Reaction to his death has spread as far as the United States. Ethiopians in Minnesota gathered and wove their country’s flags in demonstration on Wednesday.
Who was Hachalu Hundessa?
Hachalu, a legendary figure in the Oromo ethnic group, was part of that movement and 2015 protests that eventually led to political reforms in Ethiopia in 2018.
His songs highlighted frustrations of people in Oromia, where people have often complained of being marginalized politically; his music was the undertone for the campaign for political reforms that eventually saw the end of the previous administration.
By Thursday, protests in the capital Addis Ababa had largely subsided as military troops patrolled the deserted streets in the city.
Hachalu was laid to rest in a brief, private ceremony in his hometown of Ambo in the Oromia region on Thursday, local broadcast media reported.

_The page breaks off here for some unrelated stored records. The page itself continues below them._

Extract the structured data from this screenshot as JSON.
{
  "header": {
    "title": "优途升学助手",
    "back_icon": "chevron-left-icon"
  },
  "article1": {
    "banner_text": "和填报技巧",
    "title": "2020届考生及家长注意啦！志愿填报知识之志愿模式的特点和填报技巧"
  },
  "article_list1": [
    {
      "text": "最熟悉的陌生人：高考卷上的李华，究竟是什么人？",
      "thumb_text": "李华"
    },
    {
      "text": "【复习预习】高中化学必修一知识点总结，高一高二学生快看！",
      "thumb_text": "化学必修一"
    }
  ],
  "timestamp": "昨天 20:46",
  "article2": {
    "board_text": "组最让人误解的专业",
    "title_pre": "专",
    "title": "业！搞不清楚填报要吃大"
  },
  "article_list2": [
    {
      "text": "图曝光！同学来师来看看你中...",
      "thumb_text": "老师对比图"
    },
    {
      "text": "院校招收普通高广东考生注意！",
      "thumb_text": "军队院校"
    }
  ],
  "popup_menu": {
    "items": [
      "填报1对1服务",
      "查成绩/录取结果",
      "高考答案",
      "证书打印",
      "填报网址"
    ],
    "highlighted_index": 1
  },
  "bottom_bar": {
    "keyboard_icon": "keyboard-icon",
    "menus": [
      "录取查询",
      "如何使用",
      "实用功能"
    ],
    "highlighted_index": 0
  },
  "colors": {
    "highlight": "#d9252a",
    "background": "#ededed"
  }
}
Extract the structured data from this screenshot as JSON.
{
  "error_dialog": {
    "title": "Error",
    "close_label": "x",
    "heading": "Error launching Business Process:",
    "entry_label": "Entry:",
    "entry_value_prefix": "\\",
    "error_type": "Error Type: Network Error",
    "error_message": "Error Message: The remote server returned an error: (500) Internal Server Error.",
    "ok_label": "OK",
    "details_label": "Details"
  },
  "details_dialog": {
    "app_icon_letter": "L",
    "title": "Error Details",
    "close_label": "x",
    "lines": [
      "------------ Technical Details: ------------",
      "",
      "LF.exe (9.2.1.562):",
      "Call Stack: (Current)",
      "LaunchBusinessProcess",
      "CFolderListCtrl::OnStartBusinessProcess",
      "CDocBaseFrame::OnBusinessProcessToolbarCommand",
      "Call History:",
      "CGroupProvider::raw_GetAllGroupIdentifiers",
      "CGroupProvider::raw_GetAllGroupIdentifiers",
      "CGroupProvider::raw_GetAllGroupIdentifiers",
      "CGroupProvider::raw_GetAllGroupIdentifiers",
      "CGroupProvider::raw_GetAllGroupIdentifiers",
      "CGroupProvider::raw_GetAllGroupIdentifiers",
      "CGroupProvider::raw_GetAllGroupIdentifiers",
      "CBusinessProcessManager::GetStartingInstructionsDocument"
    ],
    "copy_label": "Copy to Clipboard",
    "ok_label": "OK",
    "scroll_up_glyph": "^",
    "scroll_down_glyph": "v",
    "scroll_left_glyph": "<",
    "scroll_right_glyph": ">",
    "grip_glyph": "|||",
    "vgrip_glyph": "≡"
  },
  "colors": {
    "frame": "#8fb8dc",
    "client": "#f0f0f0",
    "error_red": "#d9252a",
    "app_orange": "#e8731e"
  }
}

Internet watchdog Netblocks, which tracks connectivity in the country, said internet was shut down across Ethiopia for the third day, according to CEO Alp Toker Thursday morning.
“The general population are offline…which is quite significant and people do relay on the internet especially during the time of crisis. At this moment there is this information blackout,” Toker said.
Rights groups have accused authorities of routinely shutting down internet and telecommunications services during protests, as well as the country’s only telecoms provider owned solely by the state.
Human Rights Watch said the internet blackout has stoked tensions and increased concerns about protesters being suppressed, and urged authorities to restore connection.
The rights group said three protesters were killed by security forces, while a doctor in Dire Dawa town said he treated eight people with gunshots fired by security forces to disperse protests.
“Rather than restoring calm, the authorities’ internet shutdown, apparent excessive use of force, and arrest of political opposition figures could make a volatile situation even worse. The government should take prompt steps to reverse these actions or risk sliding deeper into crisis,” the rights group said in a statement.